Polak, in a Feb. 29, 2008, email, told Chauvin that other town officials assisting on the request included Supervisor Melinda Wormuth, then-assessor Ed Pearson and Highway Superintendent John Pingelski. The town informally approved the abandonment, Chauvin said, but it fell apart due to an “uproar” from neighbors at a public hearing.
Chauvin also described feeling pressured to grant Polak’s request for the town to install a “Welcome to Halfmoon” sign on their Crescent Road property. Chauvin said he did it because they needed Polak’s cooperation to expand their commercial property.
The town ethics law, which until this year had not been updated in more than 40 years, did not previously require town employees to file financial disclosure forms.
In 1995, a town ethics committee cleared Chauvin and a former town official of allegations that they violated the ethics law by working for the town and a private sewer corporation partly owned by Chauvin. It’s unclear from public records that town ethics leaders were aware that Chauvin had a financial interest in the subdivisions or the sewer corporation that served them. Mills was listed as the sewer corporation’s president.
Robert Hayes Jr., who chaired the ethics panel, said the town’s outdated ethics law at that time left town employees and the public “in a vacuum as to what is the right thing to do,” according to published reports.
In a recent interview, Hayes recalled the panel’s call to strengthen the ethics law was ignored. Chauvin was town attorney at the time.
In 2005, the city of Mechanicville unsuccessfully sued the town of Halfmoon trying to block the town from taking a 22-acre plot of city-owned land for a water distribution system. The city accused Chauvin of pushing the water project because of his interest in a housing subdivision near Route 146 that was later developed by Belmonte.
Kenneth DeCerce, who resigned as town supervisor in February 2007, said he confronted Chauvin about his land deals prior to taking office in 2000. DeCerce said he was unaware Chauvin was involved in any property transactions during his administration.
“He and I had an agreement that he wasn’t going to be involved with purchasing any further properties and I believe he stuck to that agreement,” said DeCerce, whose family owned lands that were later sold to Chauvin for at least two subdivisions. “I don’t know that he never did anything illegal or wrong. … Bob Chauvin was an extremely important person in my administration; I made sure to ask him about everything that I wasn’t sure of but he kept me straight and that was very important to me.”
Mills said the arrangement to conceal Chauvin’s interests predated DeCerce and began in the 1990s when now-state Sen. Kathleen Marchione was town supervisor. Chauvin began buying large tracts of land in central Halfmoon that were later subdivided and sold to Belmonte. When DeCerce became supervisor, Mills said, Chauvin grew more concerned about keeping a low profile. One of his projects off Farm To Market Road included land that had once been owned by DeCerce’s father.

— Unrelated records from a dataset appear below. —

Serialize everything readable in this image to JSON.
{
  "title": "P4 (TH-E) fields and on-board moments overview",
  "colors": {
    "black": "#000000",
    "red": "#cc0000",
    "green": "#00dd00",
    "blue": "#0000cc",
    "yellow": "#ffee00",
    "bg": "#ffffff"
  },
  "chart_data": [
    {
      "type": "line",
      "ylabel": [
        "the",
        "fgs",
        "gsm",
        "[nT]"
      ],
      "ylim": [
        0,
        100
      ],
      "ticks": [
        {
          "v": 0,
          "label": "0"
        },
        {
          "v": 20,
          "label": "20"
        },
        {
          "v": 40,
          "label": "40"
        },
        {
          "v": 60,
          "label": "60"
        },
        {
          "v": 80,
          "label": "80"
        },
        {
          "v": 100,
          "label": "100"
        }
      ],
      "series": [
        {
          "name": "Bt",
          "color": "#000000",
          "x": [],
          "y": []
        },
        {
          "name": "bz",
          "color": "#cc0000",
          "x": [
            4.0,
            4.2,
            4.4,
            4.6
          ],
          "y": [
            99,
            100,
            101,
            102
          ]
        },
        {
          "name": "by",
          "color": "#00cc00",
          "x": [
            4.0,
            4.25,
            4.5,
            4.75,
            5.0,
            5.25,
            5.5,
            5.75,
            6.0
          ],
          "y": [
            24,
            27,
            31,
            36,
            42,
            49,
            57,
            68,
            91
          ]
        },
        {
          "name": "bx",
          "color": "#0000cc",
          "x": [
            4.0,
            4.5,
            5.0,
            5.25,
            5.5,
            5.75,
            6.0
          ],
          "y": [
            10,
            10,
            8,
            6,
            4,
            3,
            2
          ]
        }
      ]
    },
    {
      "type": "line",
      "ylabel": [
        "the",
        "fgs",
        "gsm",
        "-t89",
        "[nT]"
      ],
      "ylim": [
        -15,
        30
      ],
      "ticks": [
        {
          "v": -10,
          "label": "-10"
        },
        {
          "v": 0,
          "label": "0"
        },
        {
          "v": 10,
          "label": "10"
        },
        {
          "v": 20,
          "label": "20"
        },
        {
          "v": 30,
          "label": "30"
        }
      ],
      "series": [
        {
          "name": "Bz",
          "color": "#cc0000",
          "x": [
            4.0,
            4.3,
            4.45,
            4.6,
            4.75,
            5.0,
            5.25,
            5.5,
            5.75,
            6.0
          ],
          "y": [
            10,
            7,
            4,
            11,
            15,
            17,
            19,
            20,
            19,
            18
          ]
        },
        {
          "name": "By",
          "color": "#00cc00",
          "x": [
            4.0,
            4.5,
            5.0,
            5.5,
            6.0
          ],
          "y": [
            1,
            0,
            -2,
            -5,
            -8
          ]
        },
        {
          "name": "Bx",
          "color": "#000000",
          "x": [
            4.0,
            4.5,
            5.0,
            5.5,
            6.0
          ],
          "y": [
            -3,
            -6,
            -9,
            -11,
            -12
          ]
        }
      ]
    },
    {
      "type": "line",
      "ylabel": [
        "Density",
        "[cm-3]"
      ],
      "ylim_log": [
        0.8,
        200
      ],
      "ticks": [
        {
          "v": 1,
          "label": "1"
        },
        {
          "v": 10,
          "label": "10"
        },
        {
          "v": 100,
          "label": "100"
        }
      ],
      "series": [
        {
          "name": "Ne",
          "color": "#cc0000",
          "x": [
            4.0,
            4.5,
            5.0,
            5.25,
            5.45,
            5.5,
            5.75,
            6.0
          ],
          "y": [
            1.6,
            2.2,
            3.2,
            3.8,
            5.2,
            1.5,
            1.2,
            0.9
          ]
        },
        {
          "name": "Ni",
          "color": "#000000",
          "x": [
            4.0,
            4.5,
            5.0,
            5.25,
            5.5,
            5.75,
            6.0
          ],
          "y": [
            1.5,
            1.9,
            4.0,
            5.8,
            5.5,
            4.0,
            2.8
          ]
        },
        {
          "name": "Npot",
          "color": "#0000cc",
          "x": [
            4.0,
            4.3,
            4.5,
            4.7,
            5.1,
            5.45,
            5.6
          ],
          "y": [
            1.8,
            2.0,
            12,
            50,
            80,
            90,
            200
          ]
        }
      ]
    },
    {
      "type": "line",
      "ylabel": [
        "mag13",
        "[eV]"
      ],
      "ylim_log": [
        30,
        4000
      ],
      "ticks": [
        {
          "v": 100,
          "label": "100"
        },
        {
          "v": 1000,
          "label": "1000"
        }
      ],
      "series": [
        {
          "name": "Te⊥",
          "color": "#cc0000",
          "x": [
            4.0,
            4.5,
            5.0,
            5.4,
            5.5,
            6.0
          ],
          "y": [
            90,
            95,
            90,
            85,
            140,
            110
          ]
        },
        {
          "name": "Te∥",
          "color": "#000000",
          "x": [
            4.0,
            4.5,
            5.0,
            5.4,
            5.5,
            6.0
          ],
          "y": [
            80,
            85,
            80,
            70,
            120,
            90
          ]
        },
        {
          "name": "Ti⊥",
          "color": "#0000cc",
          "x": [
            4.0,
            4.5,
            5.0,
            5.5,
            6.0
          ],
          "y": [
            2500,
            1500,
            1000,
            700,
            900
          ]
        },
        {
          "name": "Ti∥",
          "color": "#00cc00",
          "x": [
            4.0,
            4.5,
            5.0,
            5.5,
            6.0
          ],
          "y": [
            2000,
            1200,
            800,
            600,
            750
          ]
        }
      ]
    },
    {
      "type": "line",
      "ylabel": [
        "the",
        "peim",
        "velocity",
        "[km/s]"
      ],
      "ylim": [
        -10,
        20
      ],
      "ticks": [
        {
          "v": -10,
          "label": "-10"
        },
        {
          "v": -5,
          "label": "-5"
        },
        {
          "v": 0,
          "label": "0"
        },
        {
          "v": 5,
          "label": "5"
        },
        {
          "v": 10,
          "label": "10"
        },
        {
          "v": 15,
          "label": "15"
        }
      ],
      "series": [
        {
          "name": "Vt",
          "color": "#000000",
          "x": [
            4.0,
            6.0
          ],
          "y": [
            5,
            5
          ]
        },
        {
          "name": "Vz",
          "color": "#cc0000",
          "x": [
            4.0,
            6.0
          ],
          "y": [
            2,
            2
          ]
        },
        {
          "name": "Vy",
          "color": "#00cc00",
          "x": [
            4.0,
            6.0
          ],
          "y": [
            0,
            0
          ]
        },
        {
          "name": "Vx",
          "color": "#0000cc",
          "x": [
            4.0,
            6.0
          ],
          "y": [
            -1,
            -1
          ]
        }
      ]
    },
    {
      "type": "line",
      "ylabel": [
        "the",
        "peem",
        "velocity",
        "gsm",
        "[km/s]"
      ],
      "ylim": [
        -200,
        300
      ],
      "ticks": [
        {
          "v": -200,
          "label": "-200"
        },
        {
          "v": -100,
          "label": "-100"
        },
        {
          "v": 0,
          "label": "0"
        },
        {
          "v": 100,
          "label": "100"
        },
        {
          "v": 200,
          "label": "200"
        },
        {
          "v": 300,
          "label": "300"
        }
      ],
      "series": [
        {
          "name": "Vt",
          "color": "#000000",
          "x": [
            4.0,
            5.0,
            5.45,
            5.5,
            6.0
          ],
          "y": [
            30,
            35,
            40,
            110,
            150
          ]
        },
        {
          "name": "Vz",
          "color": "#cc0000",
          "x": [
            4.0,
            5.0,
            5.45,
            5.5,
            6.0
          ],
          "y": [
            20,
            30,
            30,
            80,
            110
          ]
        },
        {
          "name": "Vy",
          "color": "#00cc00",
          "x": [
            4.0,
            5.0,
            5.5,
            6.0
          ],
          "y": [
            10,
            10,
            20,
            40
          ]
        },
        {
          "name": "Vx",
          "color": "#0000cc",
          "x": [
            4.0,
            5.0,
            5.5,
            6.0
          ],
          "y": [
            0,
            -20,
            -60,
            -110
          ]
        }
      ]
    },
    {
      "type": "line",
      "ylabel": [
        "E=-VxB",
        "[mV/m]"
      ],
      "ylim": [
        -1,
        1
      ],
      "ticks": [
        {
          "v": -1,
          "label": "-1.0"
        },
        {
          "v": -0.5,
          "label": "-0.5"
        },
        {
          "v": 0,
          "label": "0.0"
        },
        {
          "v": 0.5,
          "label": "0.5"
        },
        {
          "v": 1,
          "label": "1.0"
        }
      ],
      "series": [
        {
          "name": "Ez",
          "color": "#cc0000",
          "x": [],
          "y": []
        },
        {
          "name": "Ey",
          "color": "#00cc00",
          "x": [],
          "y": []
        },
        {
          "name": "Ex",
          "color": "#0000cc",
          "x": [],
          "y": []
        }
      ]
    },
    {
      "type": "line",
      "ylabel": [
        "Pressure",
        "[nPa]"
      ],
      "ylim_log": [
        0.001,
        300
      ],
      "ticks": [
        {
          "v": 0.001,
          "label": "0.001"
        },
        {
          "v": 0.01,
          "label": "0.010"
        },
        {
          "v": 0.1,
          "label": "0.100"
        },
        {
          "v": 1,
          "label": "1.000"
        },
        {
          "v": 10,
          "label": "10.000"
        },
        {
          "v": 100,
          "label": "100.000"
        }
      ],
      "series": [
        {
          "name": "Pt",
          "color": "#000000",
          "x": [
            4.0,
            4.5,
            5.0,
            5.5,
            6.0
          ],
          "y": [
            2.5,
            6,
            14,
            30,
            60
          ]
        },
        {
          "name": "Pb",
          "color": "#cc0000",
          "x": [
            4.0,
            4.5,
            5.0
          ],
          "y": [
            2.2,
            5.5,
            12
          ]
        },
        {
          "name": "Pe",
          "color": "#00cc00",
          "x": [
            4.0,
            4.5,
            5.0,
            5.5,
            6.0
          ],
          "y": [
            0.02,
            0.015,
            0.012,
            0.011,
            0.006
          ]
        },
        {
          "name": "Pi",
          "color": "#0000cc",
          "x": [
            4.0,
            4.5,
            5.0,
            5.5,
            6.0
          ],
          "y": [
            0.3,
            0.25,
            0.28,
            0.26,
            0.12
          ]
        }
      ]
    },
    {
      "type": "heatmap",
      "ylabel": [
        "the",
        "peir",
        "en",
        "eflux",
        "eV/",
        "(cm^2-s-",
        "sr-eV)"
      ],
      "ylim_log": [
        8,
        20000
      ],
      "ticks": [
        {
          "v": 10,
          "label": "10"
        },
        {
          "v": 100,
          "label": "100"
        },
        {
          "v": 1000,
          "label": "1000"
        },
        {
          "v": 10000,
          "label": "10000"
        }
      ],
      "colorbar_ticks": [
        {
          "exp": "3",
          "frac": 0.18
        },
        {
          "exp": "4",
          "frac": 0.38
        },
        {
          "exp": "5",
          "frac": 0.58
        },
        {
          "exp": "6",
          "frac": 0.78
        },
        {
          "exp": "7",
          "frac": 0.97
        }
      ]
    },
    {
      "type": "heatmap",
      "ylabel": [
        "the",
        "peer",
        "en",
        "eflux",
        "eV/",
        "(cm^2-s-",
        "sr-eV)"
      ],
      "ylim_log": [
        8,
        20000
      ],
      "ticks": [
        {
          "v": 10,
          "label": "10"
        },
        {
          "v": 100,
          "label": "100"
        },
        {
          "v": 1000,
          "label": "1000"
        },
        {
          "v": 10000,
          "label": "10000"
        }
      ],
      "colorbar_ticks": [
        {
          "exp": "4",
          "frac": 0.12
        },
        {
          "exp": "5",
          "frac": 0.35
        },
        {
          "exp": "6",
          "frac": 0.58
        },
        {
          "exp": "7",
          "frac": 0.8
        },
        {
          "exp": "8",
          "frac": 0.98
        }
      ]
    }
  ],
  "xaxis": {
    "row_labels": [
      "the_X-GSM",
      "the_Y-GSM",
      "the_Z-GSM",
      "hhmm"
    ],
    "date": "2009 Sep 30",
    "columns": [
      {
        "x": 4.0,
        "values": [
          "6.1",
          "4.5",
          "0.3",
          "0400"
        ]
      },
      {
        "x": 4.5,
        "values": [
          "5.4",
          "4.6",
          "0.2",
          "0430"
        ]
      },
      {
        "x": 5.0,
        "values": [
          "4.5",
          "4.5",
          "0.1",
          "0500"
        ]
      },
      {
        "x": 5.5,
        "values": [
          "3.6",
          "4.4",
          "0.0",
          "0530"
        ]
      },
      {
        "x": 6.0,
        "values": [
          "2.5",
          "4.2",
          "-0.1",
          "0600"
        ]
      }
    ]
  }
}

“He was very, very concerned that there was an appearance of impropriety with the supervisor having a potential interest and the town attorney having a potential interest in a major subdivision,” Mills testified during a 2009 deposition. “It was a significant problem for the town, and although Bob had not asked me if I wanted to be a part of the project up to that point, he now needed me to be there for that purpose.”
Like other deals, Mills said, Chauvin asked him to contribute 50 percent of the development costs “but I would only get 25 percent of any profit.”
Chauvin, whose son Matthew is a deputy town attorney in Halfmoon, left his jobs with the town and district attorney’s office in 2011 to become a judge. His top salary as a town attorney was in 2005 when state records show he was paid $79,890. His top salary as a part-time prosecutor was in 2010, when he was paid $58,102, the records show.